Samstag, 18. Juli 2009

Mal seit langem wieder ein Stück Pamgetippse...

„Kannst du wirklich keine Farben erkennen?“
„Ja.“
„Woher weißt du dann, was eine Farbe ist?“
Eine Weile lang war sein Ausdruck starr und leer. Seine Pupillen schwiffen über und über das Bild, dass er in Händen hielt. Kurz sah er mich an, aber so flüchtig wie ich den Eindruck bekam, so glitt sein Blick wieder weg.
„Weil man nun einmal kennt, was man nicht weiß.“
Das brachte mich zum Denken. Natürlich wusste man, was man weiß-aber er hatte Recht. Dadurch, dass man irgendetwas weiß, bekommt man auch vage Vorstellungen von dem, was man nicht weiß.
„Würdest du sie gerne sehen können, Luca?“
„Nein.“
Es kam kalt und schnell-fast zu schnell. Ich wollte mir die Frage verkneifen, doch Neugier nahm Überhand.
„Wa…“
„Ich weiß es nicht. Vielleicht habe ich Angst.“
Das Bild fiel ohne Geräusch zu Boden. Die Rückseite war nach oben gewandt und man konnte das Datum erkennen. 11 Jahre war es alt. Wovor sollte Luca Angst haben? Es gab immerhin weitaus mehr Menschen, die Farben erkennen konnten, als Menschen ohne diese Fähigkeit. Er schien meine Gedanken wahrzunehmen.

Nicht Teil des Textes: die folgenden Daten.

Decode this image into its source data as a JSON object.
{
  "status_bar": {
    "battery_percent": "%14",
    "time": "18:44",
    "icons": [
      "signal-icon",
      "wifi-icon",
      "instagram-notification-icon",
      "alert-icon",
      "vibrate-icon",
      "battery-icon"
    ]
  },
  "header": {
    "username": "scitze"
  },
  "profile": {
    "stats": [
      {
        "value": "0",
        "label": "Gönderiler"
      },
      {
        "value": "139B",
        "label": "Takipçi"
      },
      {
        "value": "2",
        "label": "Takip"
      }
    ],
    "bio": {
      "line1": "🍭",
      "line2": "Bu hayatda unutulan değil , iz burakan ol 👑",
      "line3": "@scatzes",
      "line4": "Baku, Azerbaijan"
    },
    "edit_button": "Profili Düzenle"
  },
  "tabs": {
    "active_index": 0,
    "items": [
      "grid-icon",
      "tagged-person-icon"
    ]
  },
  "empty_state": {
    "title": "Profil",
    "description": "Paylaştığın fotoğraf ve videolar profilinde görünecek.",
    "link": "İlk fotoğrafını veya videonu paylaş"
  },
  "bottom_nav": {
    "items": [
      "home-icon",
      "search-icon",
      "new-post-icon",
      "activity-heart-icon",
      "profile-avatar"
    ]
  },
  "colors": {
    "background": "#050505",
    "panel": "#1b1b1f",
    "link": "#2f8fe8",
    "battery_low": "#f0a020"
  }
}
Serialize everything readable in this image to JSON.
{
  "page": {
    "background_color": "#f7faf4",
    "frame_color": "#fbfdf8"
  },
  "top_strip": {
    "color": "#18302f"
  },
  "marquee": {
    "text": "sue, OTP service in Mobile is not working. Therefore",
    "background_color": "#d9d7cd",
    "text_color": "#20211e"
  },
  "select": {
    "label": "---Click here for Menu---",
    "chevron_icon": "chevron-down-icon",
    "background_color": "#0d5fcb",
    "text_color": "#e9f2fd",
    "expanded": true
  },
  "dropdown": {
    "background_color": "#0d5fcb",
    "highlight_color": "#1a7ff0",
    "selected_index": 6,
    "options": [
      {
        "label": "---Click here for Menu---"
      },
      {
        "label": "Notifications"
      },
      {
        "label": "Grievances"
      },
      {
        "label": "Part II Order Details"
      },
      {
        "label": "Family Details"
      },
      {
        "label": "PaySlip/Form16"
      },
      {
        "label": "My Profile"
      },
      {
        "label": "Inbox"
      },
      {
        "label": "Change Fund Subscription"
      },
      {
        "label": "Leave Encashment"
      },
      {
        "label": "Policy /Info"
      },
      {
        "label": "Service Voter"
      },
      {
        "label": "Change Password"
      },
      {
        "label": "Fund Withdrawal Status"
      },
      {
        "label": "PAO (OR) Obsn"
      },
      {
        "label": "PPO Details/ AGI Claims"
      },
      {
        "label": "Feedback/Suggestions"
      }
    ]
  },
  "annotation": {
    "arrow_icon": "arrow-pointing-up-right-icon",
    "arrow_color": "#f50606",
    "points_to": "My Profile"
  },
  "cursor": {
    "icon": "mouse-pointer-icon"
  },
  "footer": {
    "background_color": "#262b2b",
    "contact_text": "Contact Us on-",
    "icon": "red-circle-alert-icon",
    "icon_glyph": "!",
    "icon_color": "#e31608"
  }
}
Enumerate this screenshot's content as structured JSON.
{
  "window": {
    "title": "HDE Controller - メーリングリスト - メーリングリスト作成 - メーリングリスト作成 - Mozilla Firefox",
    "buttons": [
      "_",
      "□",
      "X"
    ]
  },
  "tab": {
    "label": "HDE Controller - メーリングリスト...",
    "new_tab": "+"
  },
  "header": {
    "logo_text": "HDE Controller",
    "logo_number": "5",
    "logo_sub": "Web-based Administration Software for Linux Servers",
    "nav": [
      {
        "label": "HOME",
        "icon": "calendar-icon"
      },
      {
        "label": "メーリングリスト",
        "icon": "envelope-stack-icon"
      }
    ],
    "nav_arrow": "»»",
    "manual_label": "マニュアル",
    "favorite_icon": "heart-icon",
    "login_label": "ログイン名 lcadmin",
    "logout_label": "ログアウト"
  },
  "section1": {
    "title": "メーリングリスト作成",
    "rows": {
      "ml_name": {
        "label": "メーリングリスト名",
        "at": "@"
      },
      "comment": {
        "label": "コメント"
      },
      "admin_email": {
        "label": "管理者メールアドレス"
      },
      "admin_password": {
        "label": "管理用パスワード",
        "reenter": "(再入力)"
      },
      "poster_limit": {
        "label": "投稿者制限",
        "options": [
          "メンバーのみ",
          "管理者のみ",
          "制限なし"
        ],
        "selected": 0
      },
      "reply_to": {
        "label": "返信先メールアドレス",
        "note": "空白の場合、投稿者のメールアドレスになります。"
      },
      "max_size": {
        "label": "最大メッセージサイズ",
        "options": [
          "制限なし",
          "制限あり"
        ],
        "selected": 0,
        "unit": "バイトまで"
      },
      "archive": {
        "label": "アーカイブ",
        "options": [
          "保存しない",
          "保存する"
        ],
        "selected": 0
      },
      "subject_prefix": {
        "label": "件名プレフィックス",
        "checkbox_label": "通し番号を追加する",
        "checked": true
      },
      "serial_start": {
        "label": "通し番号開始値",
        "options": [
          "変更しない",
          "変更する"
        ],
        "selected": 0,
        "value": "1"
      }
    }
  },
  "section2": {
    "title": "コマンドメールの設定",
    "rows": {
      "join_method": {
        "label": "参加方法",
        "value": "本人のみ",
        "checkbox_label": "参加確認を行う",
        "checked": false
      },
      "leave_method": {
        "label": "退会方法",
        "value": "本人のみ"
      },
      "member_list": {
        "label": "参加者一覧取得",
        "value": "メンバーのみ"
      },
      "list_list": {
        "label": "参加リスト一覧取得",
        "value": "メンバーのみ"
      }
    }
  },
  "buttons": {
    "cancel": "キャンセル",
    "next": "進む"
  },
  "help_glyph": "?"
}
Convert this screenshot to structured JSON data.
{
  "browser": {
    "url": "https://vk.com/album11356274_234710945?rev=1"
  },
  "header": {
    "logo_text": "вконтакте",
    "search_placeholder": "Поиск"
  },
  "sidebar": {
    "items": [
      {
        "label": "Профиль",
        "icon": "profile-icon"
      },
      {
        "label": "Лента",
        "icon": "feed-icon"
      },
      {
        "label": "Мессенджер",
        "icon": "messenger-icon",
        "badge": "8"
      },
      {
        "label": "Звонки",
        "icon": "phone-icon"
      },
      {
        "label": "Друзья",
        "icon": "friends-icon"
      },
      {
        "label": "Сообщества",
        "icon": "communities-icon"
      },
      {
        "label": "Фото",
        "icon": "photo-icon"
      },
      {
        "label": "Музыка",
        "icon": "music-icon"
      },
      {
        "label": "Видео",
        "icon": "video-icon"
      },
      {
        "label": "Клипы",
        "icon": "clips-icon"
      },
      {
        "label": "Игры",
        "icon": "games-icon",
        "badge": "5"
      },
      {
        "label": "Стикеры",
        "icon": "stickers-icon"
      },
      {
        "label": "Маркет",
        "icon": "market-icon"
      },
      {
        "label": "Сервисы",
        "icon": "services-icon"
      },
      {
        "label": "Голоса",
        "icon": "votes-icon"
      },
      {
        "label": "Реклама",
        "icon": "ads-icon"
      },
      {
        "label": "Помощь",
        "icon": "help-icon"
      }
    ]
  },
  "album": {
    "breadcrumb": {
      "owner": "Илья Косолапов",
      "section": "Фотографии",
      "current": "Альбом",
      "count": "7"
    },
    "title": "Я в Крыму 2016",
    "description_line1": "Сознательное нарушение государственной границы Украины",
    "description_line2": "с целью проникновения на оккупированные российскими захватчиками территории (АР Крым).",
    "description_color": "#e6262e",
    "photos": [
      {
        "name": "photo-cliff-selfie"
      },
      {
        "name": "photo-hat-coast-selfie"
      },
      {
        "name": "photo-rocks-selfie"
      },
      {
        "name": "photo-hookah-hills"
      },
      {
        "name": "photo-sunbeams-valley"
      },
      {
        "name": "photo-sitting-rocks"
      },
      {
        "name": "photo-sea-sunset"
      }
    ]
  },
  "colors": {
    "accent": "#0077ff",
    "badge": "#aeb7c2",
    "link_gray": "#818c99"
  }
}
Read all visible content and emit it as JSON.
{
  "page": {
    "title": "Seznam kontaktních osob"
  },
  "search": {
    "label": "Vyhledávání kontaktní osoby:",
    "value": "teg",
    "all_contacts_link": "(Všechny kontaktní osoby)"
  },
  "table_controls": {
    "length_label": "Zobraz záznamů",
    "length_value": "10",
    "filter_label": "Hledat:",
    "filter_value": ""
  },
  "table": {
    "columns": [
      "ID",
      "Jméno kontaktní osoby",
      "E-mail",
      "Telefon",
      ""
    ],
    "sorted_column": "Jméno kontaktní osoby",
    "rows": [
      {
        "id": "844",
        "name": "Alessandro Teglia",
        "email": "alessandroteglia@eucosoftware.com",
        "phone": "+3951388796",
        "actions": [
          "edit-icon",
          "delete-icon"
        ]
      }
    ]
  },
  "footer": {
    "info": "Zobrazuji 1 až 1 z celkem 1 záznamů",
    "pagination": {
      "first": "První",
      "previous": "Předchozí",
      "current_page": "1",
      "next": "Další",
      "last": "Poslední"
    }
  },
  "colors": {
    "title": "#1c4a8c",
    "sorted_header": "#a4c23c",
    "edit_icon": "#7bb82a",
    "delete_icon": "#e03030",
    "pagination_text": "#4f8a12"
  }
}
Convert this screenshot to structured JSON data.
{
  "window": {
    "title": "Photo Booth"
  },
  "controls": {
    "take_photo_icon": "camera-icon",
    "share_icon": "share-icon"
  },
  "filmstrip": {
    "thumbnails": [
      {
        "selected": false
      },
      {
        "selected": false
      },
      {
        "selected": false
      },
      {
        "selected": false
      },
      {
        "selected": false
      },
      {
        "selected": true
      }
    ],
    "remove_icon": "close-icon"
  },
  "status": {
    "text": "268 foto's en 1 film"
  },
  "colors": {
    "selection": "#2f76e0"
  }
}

„Manchmal ist es besser, vergrabene Dinge vergraben zu lassen.“
„Du hast das Bild fallen lassen.“
„Danke.“
Er hob es nicht auf.
„Erkennst du dich darauf?“
„Erkennst du mich?“
Tatsächlich sah es nicht aus wie er. Auf ihm wirkte er nicht nur fröhlicher, er wirkte auch gesünder. Nachdem ich es eine Weile betrachtet hatte, machte ich Anstalten es ihm zurückzugeben, doch er reagierte nicht. Als ich anfing zu glauben er bemerkte es nicht einmal, sah er mich zum ersten Mal direkt an. Sein Gesicht war voller Emotion, doch welche, vermochte ich nicht zu erkennen.
„Behalte es.“
„Warum?“
„Warum kannst du meinen Gesichtsausdruck nicht erkennen?“
Ich war fassungslos. Ich blickte noch einmal das kindliche Gesicht an und steckte das Bild kurzerhand in meine Hosentasche. Ich stand auf.
„Du gehst?“
„Ja.“
„Warum?“
„Ich weiß es nicht. Vielleicht habe ich Angst.“
Er lächelte. Ein ungewohnter Anblick, aber er war Grund genug mich zufrieden gehen zu lassen.